It happens all the damn during divorce time and you’re probably not even aware of it.
Or you are aware of it, but you just accepted it as a way of life.
The boss just *assumes* you’re going to work late…even though you already made plans.
Your ex texts you, saying how sad he is, although you asked him to quit contacting you after the divorce.
A college-age daughter hangs up on you when she gets a call from a friend.
At this point in your life, after your divorce and as you work to move on, you probably just shrugged it off, accepting the fact that people are going to walk all over you, treat you like a doormat, and there’s nothing you can do about it.
And that the time for being a doormat ends now.
You are NOT a doormat. Period.
So, if you’re tired of being treated like a doormat after divorce, I’m going to show you how to easily stand up for yourself and show people how to treat you with the respect you deserve.
First, we gotta talk about some ugly truths. They’re hard to read, but you need to know them.
Ugly Truth #1. We are conditioned to be “nice” and to not make a scene.
Many times in childhood, adolescence, and adulthood that you were taught to play nice, to be “well-behaved, and to not make a big deal out of something, society was conditioning you to be okay with being silent. You were being conditioned, little by little, to accept the fact that people could walk all over you and take advantage of you. And you were conditioned to think it was socially unacceptable or “bad” to voice your opinion that something was wrong, or if you didn’t like something.
Being “nice” and being “the good girl” meant that your voice disappeared.
Infuriating, isn’t it?
Ugly Truth #2. Nobody taught us to establish strong boundaries.
A result of being raised to be “nice” and not make a scene meant that plenty of people—whether it was your ex, your family, your kids, your friends, your coworkers–probably asked too much of you, intruded in personal business, or took advantage of you.

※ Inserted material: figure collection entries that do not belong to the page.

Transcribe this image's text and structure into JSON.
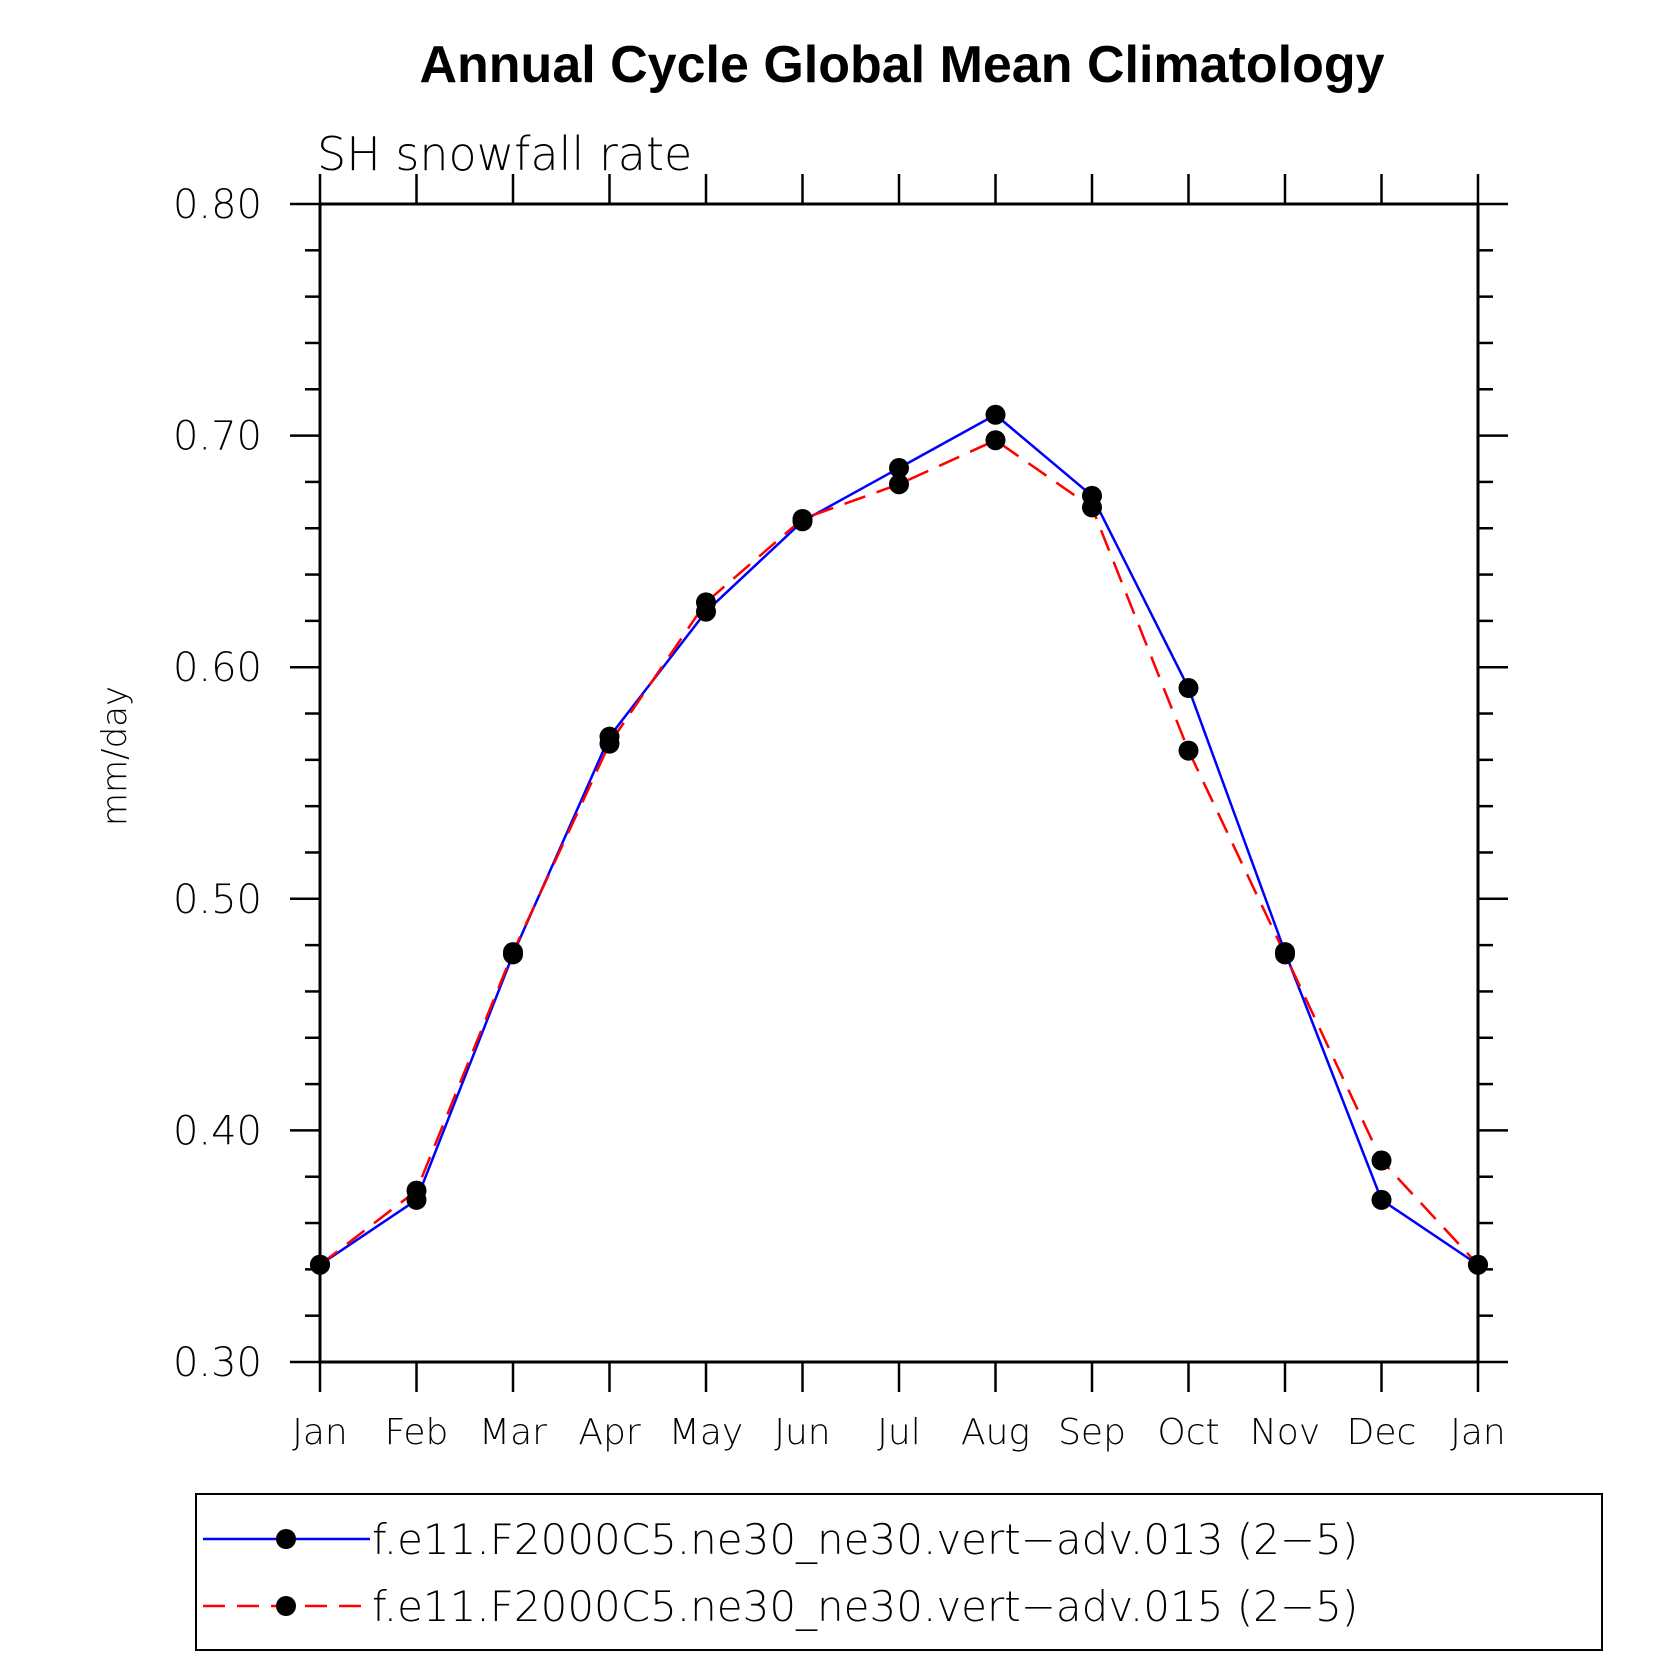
{
  "chart_data": {
    "type": "line",
    "title": "Annual Cycle Global Mean Climatology",
    "subtitle": "SH snowfall rate",
    "xlabel": "",
    "ylabel": "mm/day",
    "ylim": [
      0.3,
      0.8
    ],
    "y_ticks": [
      "0.30",
      "0.40",
      "0.50",
      "0.60",
      "0.70",
      "0.80"
    ],
    "categories": [
      "Jan",
      "Feb",
      "Mar",
      "Apr",
      "May",
      "Jun",
      "Jul",
      "Aug",
      "Sep",
      "Oct",
      "Nov",
      "Dec",
      "Jan"
    ],
    "legend_position": "bottom",
    "series": [
      {
        "name": "f.e11.F2000C5.ne30_ne30.vert−adv.013 (2−5)",
        "color": "#0000ff",
        "style": "solid",
        "marker": "circle",
        "values": [
          0.342,
          0.37,
          0.476,
          0.57,
          0.624,
          0.663,
          0.686,
          0.709,
          0.674,
          0.591,
          0.477,
          0.37,
          0.342
        ]
      },
      {
        "name": "f.e11.F2000C5.ne30_ne30.vert−adv.015 (2−5)",
        "color": "#ff0000",
        "style": "dashed",
        "marker": "circle",
        "values": [
          0.342,
          0.374,
          0.477,
          0.567,
          0.628,
          0.664,
          0.679,
          0.698,
          0.669,
          0.564,
          0.476,
          0.387,
          0.342
        ]
      }
    ]
  }
}
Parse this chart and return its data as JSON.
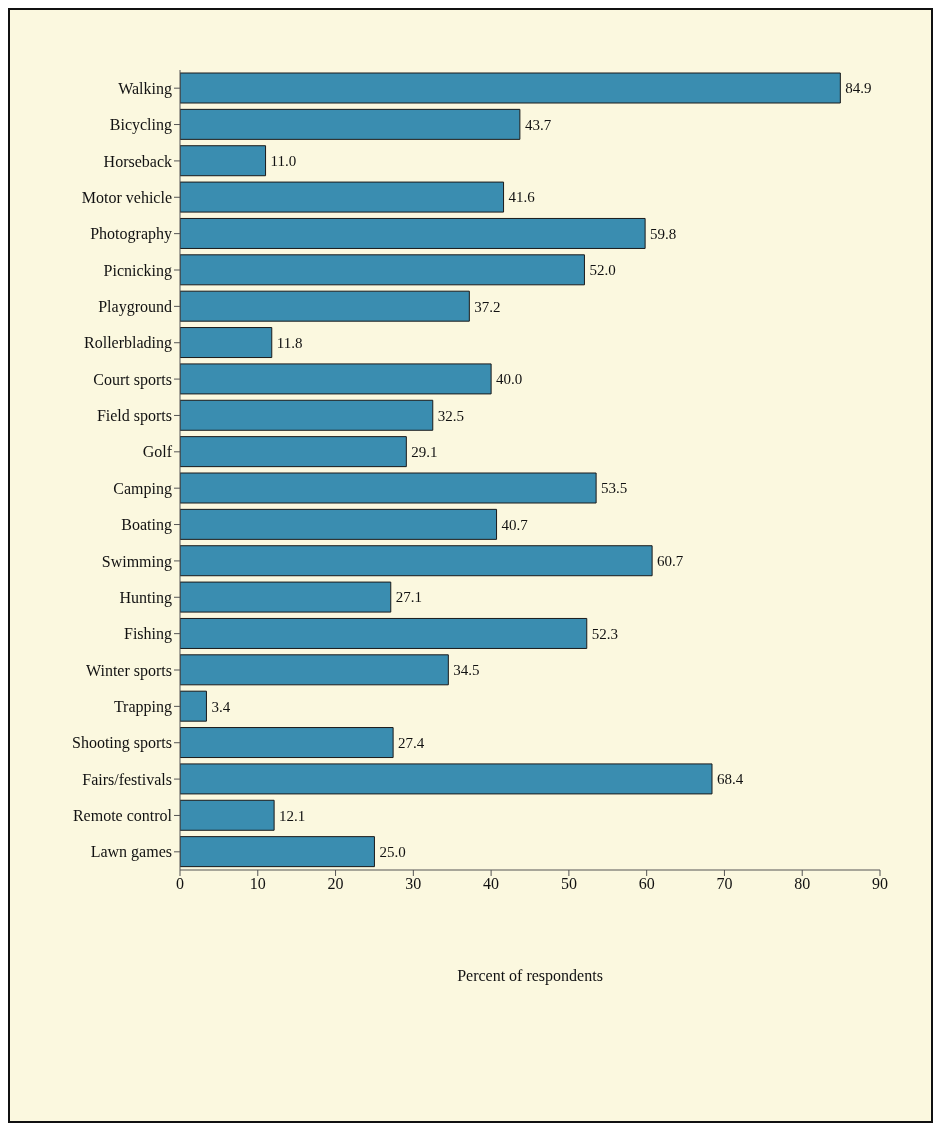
{
  "chart_data": {
    "type": "bar",
    "orientation": "horizontal",
    "xlabel": "Percent of respondents",
    "categories": [
      "Walking",
      "Bicycling",
      "Horseback",
      "Motor vehicle",
      "Photography",
      "Picnicking",
      "Playground",
      "Rollerblading",
      "Court sports",
      "Field sports",
      "Golf",
      "Camping",
      "Boating",
      "Swimming",
      "Hunting",
      "Fishing",
      "Winter sports",
      "Trapping",
      "Shooting sports",
      "Fairs/festivals",
      "Remote control",
      "Lawn games"
    ],
    "values": [
      84.9,
      43.7,
      11.0,
      41.6,
      59.8,
      52.0,
      37.2,
      11.8,
      40.0,
      32.5,
      29.1,
      53.5,
      40.7,
      60.7,
      27.1,
      52.3,
      34.5,
      3.4,
      27.4,
      68.4,
      12.1,
      25.0
    ],
    "value_labels": [
      "84.9",
      "43.7",
      "11.0",
      "41.6",
      "59.8",
      "52.0",
      "37.2",
      "11.8",
      "40.0",
      "32.5",
      "29.1",
      "53.5",
      "40.7",
      "60.7",
      "27.1",
      "52.3",
      "34.5",
      "3.4",
      "27.4",
      "68.4",
      "12.1",
      "25.0"
    ],
    "color": "#3a8db0",
    "xlim": [
      0,
      90
    ],
    "xticks": [
      0,
      10,
      20,
      30,
      40,
      50,
      60,
      70,
      80,
      90
    ],
    "grid": false,
    "legend": false
  }
}
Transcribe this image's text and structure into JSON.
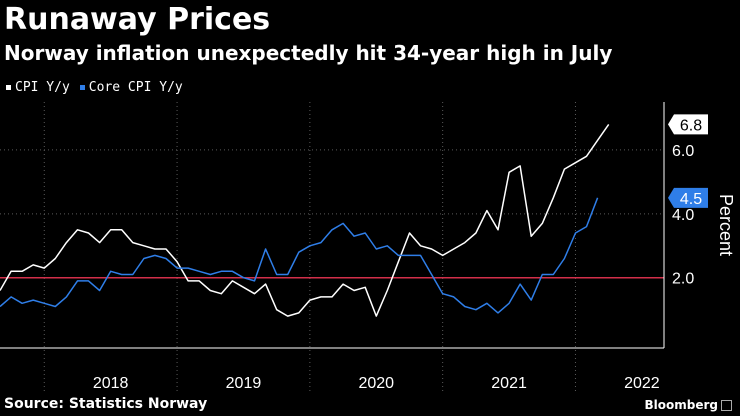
{
  "title": "Runaway Prices",
  "subtitle": "Norway inflation unexpectedly hit 34-year high in July",
  "source": "Source: Statistics Norway",
  "brand": "Bloomberg",
  "colors": {
    "cpi": "#ffffff",
    "core": "#2f7ee8",
    "reference": "#d32f4a",
    "grid": "#5a5a5a",
    "axis": "#ffffff"
  },
  "chart_data": {
    "type": "line",
    "title": "Runaway Prices",
    "subtitle": "Norway inflation unexpectedly hit 34-year high in July",
    "xlabel": "",
    "ylabel": "Percent",
    "x_label_format": "year",
    "x_range": [
      "2017-09",
      "2022-09"
    ],
    "ylim": [
      -0.2,
      7.5
    ],
    "y_ticks": [
      2.0,
      4.0,
      6.0
    ],
    "y_tick_labels": [
      "2.0",
      "4.0",
      "6.0"
    ],
    "x_ticks": [
      "2018",
      "2019",
      "2020",
      "2021",
      "2022"
    ],
    "reference_line": 2.0,
    "grid": true,
    "legend": "top-left",
    "series": [
      {
        "name": "CPI Y/y",
        "color": "#ffffff",
        "end_label": "6.8",
        "points": [
          [
            "2017-09",
            1.6
          ],
          [
            "2017-10",
            2.2
          ],
          [
            "2017-11",
            2.2
          ],
          [
            "2017-12",
            2.4
          ],
          [
            "2018-01",
            2.3
          ],
          [
            "2018-02",
            2.6
          ],
          [
            "2018-03",
            3.1
          ],
          [
            "2018-04",
            3.5
          ],
          [
            "2018-05",
            3.4
          ],
          [
            "2018-06",
            3.1
          ],
          [
            "2018-07",
            3.5
          ],
          [
            "2018-08",
            3.5
          ],
          [
            "2018-09",
            3.1
          ],
          [
            "2018-10",
            3.0
          ],
          [
            "2018-11",
            2.9
          ],
          [
            "2018-12",
            2.9
          ],
          [
            "2019-01",
            2.5
          ],
          [
            "2019-02",
            1.9
          ],
          [
            "2019-03",
            1.9
          ],
          [
            "2019-04",
            1.6
          ],
          [
            "2019-05",
            1.5
          ],
          [
            "2019-06",
            1.9
          ],
          [
            "2019-07",
            1.7
          ],
          [
            "2019-08",
            1.5
          ],
          [
            "2019-09",
            1.8
          ],
          [
            "2019-10",
            1.0
          ],
          [
            "2019-11",
            0.8
          ],
          [
            "2019-12",
            0.9
          ],
          [
            "2020-01",
            1.3
          ],
          [
            "2020-02",
            1.4
          ],
          [
            "2020-03",
            1.4
          ],
          [
            "2020-04",
            1.8
          ],
          [
            "2020-05",
            1.6
          ],
          [
            "2020-06",
            1.7
          ],
          [
            "2020-07",
            0.8
          ],
          [
            "2020-08",
            1.6
          ],
          [
            "2020-09",
            2.5
          ],
          [
            "2020-10",
            3.4
          ],
          [
            "2020-11",
            3.0
          ],
          [
            "2020-12",
            2.9
          ],
          [
            "2021-01",
            2.7
          ],
          [
            "2021-02",
            2.9
          ],
          [
            "2021-03",
            3.1
          ],
          [
            "2021-04",
            3.4
          ],
          [
            "2021-05",
            4.1
          ],
          [
            "2021-06",
            3.5
          ],
          [
            "2021-07",
            5.3
          ],
          [
            "2021-08",
            5.5
          ],
          [
            "2021-09",
            3.3
          ],
          [
            "2021-10",
            3.7
          ],
          [
            "2021-11",
            4.5
          ],
          [
            "2021-12",
            5.4
          ],
          [
            "2022-01",
            5.6
          ],
          [
            "2022-02",
            5.8
          ],
          [
            "2022-03",
            6.3
          ],
          [
            "2022-04",
            6.8
          ]
        ]
      },
      {
        "name": "Core CPI Y/y",
        "color": "#2f7ee8",
        "end_label": "4.5",
        "points": [
          [
            "2017-09",
            1.1
          ],
          [
            "2017-10",
            1.4
          ],
          [
            "2017-11",
            1.2
          ],
          [
            "2017-12",
            1.3
          ],
          [
            "2018-01",
            1.2
          ],
          [
            "2018-02",
            1.1
          ],
          [
            "2018-03",
            1.4
          ],
          [
            "2018-04",
            1.9
          ],
          [
            "2018-05",
            1.9
          ],
          [
            "2018-06",
            1.6
          ],
          [
            "2018-07",
            2.2
          ],
          [
            "2018-08",
            2.1
          ],
          [
            "2018-09",
            2.1
          ],
          [
            "2018-10",
            2.6
          ],
          [
            "2018-11",
            2.7
          ],
          [
            "2018-12",
            2.6
          ],
          [
            "2019-01",
            2.3
          ],
          [
            "2019-02",
            2.3
          ],
          [
            "2019-03",
            2.2
          ],
          [
            "2019-04",
            2.1
          ],
          [
            "2019-05",
            2.2
          ],
          [
            "2019-06",
            2.2
          ],
          [
            "2019-07",
            2.0
          ],
          [
            "2019-08",
            1.9
          ],
          [
            "2019-09",
            2.9
          ],
          [
            "2019-10",
            2.1
          ],
          [
            "2019-11",
            2.1
          ],
          [
            "2019-12",
            2.8
          ],
          [
            "2020-01",
            3.0
          ],
          [
            "2020-02",
            3.1
          ],
          [
            "2020-03",
            3.5
          ],
          [
            "2020-04",
            3.7
          ],
          [
            "2020-05",
            3.3
          ],
          [
            "2020-06",
            3.4
          ],
          [
            "2020-07",
            2.9
          ],
          [
            "2020-08",
            3.0
          ],
          [
            "2020-09",
            2.7
          ],
          [
            "2020-10",
            2.7
          ],
          [
            "2020-11",
            2.7
          ],
          [
            "2020-12",
            2.1
          ],
          [
            "2021-01",
            1.5
          ],
          [
            "2021-02",
            1.4
          ],
          [
            "2021-03",
            1.1
          ],
          [
            "2021-04",
            1.0
          ],
          [
            "2021-05",
            1.2
          ],
          [
            "2021-06",
            0.9
          ],
          [
            "2021-07",
            1.2
          ],
          [
            "2021-08",
            1.8
          ],
          [
            "2021-09",
            1.3
          ],
          [
            "2021-10",
            2.1
          ],
          [
            "2021-11",
            2.1
          ],
          [
            "2021-12",
            2.6
          ],
          [
            "2022-01",
            3.4
          ],
          [
            "2022-02",
            3.6
          ],
          [
            "2022-03",
            4.5
          ]
        ]
      }
    ]
  }
}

And since you lacked the tools to say, “No,” or “I’m not comfortable with that decision,” you did not establish strong boundaries for yourself, even before the divorce. It was like the concept never even existed.
Healthy boundaries is a critical skill to establishing your confidence…but many of us did not learn that we had the right to boundaries and to say “no.”
Ugly Truth #3. Society said that our needs didn’t matter.
At the risk of letting my feminist rage boil over here (too late!!), I think a lot of us have felt this insidious pressure to be the perfect wife and the perfect mother. Even as early as elementary school, I remember teachers saying, “Well, you’re certainly a headstrong little girl, aren’t you? None of the boys will like you if you’re so stubborn and loud.”
This probably happened to you as well—whenever you voiced that something wasn’t fair, or if you got angry that you didn’t get what you wanted. But that constant failure to acknowledge the things you wanted, even when you were little, conditioned you to think that what you wanted—even what you needed–was never a priority. Which is why so many of us have a hard time advocated for ourselves. And then we blame ourselves for not knowing how to do it.
It usually takes some life-shattering event like a divorce to wake us up.
But think of that divorce as a blessing in disguise, because now you’re presented with an opportunity to find your voice, and reverse course on the disrespect.
I want you to take everything you know about “not making a scene” and “being nice so that people don’t think you’re a bitch…” and throw in in the trash. Because your newest challenge is here.
Take the “Not a Doormat” Challenge
The next time you sense like someone is about to walk all over you, do the following:
Ask yourself: Is doing this thing something I’m comfortable with? Is it something that inconveniences me?
Ask yourself: What’s in it for me?
If there’s nothing in it for you, don’t do it.
Remind yourself that your needs matter, too.
Communicate your boundaries.
Communicate your expectations moving forward.